KH Miftachul Akhyar Sebut Orang Tak Bisa Khusyuk karena Dunianya Terlalu Banyak
Jumat, 29 Maret 2024 | 15:00 WIB
Rais Aam PBNU KH Miftachul Akhyar saat mengisi kajian rutin Syarah Al-Hikam di Pesantren Miftachus Sunnah, pondok asuhannya di Surabaya. (Foto: Tangkapan layar Youtube Multimedia KH Miftachul Akhyar)
Jakarta, NU Online
Rais Aam Pengurus Besar Nahdlatul Ulama (PBNU) KH Miftachul Akhyar menyebut bahwa salah satu faktor yang menyebabkan seseorang tidak bisa khusyuk beribadah kepada Allah swt adalah terlampau banyak dunia yang dimiliki. Alih-alih khusyuk, bila terlalu banyak harta benda, isi pikirannya hanyalah soal dunia.
"Orang yang tak bisa khusyuk karena dunianya terlalu banyak," katanya saat ngaji Syarah Al-Hikam sebagaimana dalam video pada Channel Youtube Multimedia KH Miftachul Akhyar diakses NU Online, Jumat (29/3/2024).
Orang yang mempunyai harta melimpah jangan dikira bakal selalu hidup enak. Bisa saja, harta-hartanya itu justru membuat hidupnya tidak tenang dan pikirannya selalu waswas akan hartanya diambil orang atau bisnisnya tidak lagi memberikan dampak ekonomi yang menjanjikan.
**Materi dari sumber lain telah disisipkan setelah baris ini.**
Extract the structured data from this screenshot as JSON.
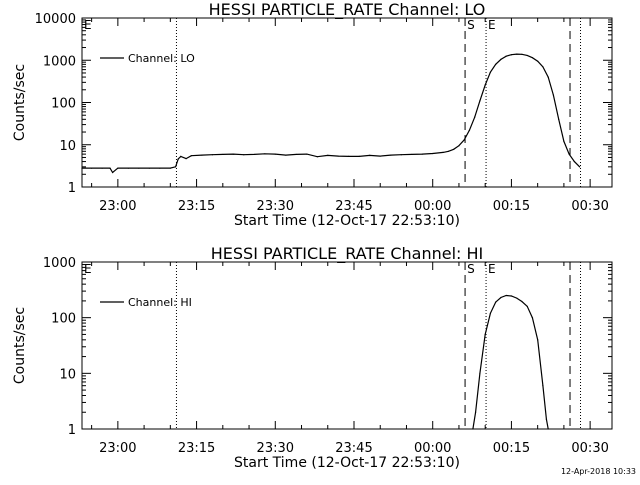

"Rumahnya banyak, mobilnya banyak, pabriknya banyak, bagaimana bisa khusyuk. Pikirannya ke mana-mana," ujar pengasuh Pondok Pesantren Miftachus Sunnah Surabaya, Jawa Timur ini.
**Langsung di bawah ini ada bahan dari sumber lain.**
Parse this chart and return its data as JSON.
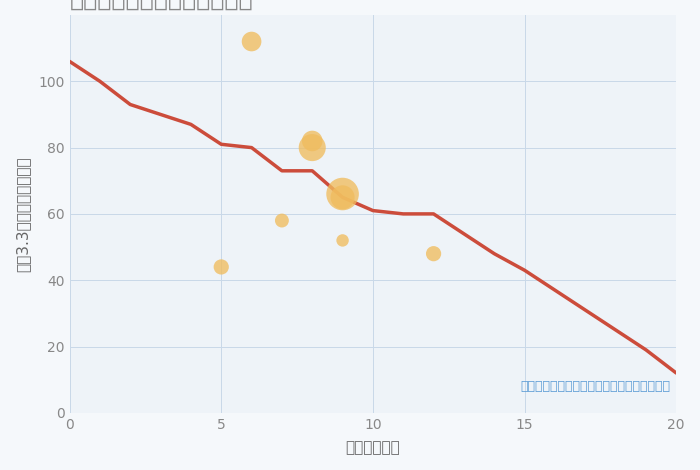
{
  "xlabel": "駅距離（分）",
  "ylabel": "坪（3.3㎡）単価（万円）",
  "line_x": [
    0,
    1,
    2,
    3,
    4,
    5,
    6,
    7,
    8,
    9,
    10,
    11,
    12,
    13,
    14,
    15,
    16,
    17,
    18,
    19,
    20
  ],
  "line_y": [
    106,
    100,
    93,
    90,
    87,
    81,
    80,
    73,
    73,
    65,
    61,
    60,
    60,
    54,
    48,
    43,
    37,
    31,
    25,
    19,
    12
  ],
  "line_color": "#cc4c3b",
  "line_width": 2.5,
  "scatter_x": [
    5,
    6,
    7,
    8,
    8,
    9,
    9,
    9,
    12
  ],
  "scatter_y": [
    44,
    112,
    58,
    82,
    80,
    66,
    65,
    52,
    48
  ],
  "scatter_size": [
    120,
    200,
    100,
    220,
    380,
    550,
    300,
    80,
    120
  ],
  "scatter_color": "#f0bc5e",
  "scatter_alpha": 0.78,
  "xlim": [
    0,
    20
  ],
  "ylim": [
    0,
    120
  ],
  "xticks": [
    0,
    5,
    10,
    15,
    20
  ],
  "yticks": [
    0,
    20,
    40,
    60,
    80,
    100
  ],
  "annotation": "円の大きさは、取引のあった物件面積を示す",
  "annotation_color": "#5b9bd5",
  "bg_color": "#eef3f8",
  "fig_bg_color": "#f5f8fb",
  "grid_color": "#c8d8e8",
  "title_color": "#888888",
  "title_fontsize": 17,
  "label_fontsize": 11,
  "tick_fontsize": 10,
  "annotation_fontsize": 9
}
Menurut Kiai Miftach, sapaan akrabnya, manusia bukan berarti tidak butuh dunia. Dunia tetaplah penting untuk tujuan akhirat. Namun yang perlu diingat, hidup di dunia kadang tidak selalu berpihak, usia manusia juga tidak bisa dikendalikan oleh dirinya sendiri. Manusia pada saatnya semua akan kembali kepada zat yang menciptakan, Allah swt.
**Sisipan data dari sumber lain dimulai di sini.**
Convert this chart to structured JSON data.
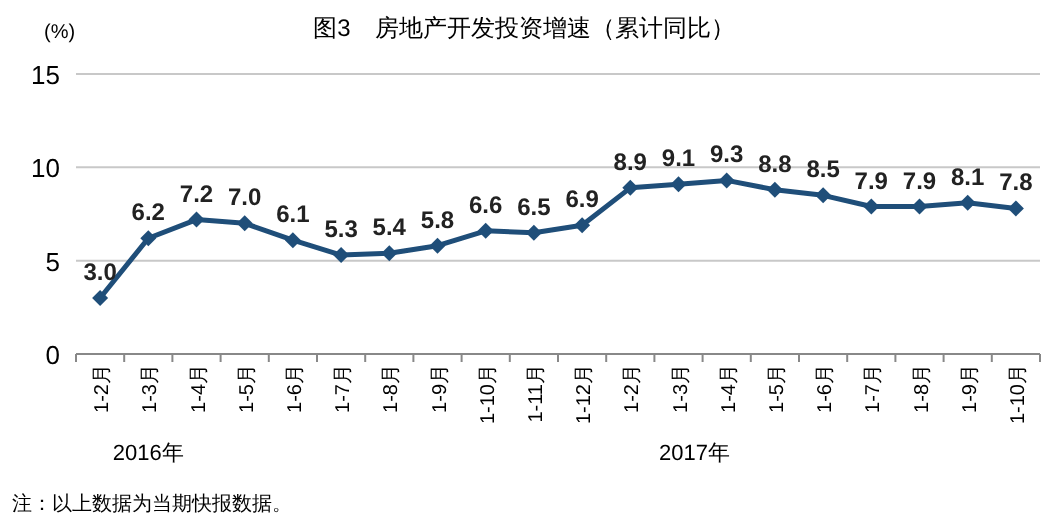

Karena itu, orang yang diberikan Allah rezeki lebih, hendaknya berbanding lurus dengan kuantitas dan kualitas ubudiyahnya kepada yang memberi rezeki. Hatinya juga harus khusyuk beribadah kepada Allah swt.
"Kalau tidak punya apa-apa tidak ada yang dipikir. Itu lebih bagus. Lebih bagus lagi, pabriknya banyak, mobilnya juga banyak, rumahnya di mana-mana, tapi hatinya khusyuk tidak kumantil. Ini garapan yang sebenarnya," ungkap Kiai Miftach.
"Jangan diartikan hatinya ingat akhirat, tidak ingat dunia, lalu mengabaikan dunia. Tidak! Urusan dunia kewajiban. Bagaimana kita menjadi pelayan dunia ini. Melayani umat," lanjut Kiai Miftach.
Kendati demikian, Kiai Miftach mengingatkan, dunia harus diletakkan di tangan bukan di hati. Karena kalau di hati, ia akan terlampau cinta dunia. Berbeda saat dunia diletakkan di tangan, pemiliknya harus siap kapan saja melepaskan dunia itu.
Pada kesempatan ini, Kiai Miftach juga mengajak kepada jamaahnya mengoreksi perubahan-perubahan yang mungkin terjadi dalam dirinya setelah sekian lama mengerjakan berbagai macam beribadah.
"Coba dirasakan, panjenengan sudah berapa puluh tahun ibadah, puasa, shalat. Kalau usia 60 tahun, sudah berapa tahun ibadah yang kita dilakukan. Ada tidak rasa halawah rasa manis dalam ibadah, ada tidak perubahan, ada tidak rasa menerima perintah itu ada nilai tambahnya?" tanya Kiai Miftach.
Kalau tidak ada perubahan, lanjutnya, maka harus ada hal yang harus dikoreksi. Di antara yang perlu dikoreksi adalah hatinya yang mungkin terlalu cinta terhadap dunia. Hal ini bisa mengganggu kualitas ibadah kepada Allah sehingga tidak pernah khusyuk.
"Ada apa sebenarnya. Kok selama ini masih sama saja seperti ini. Kering tidak ada nilai tambah. Ini harus dicurigai," pungkas Kiai Miftach.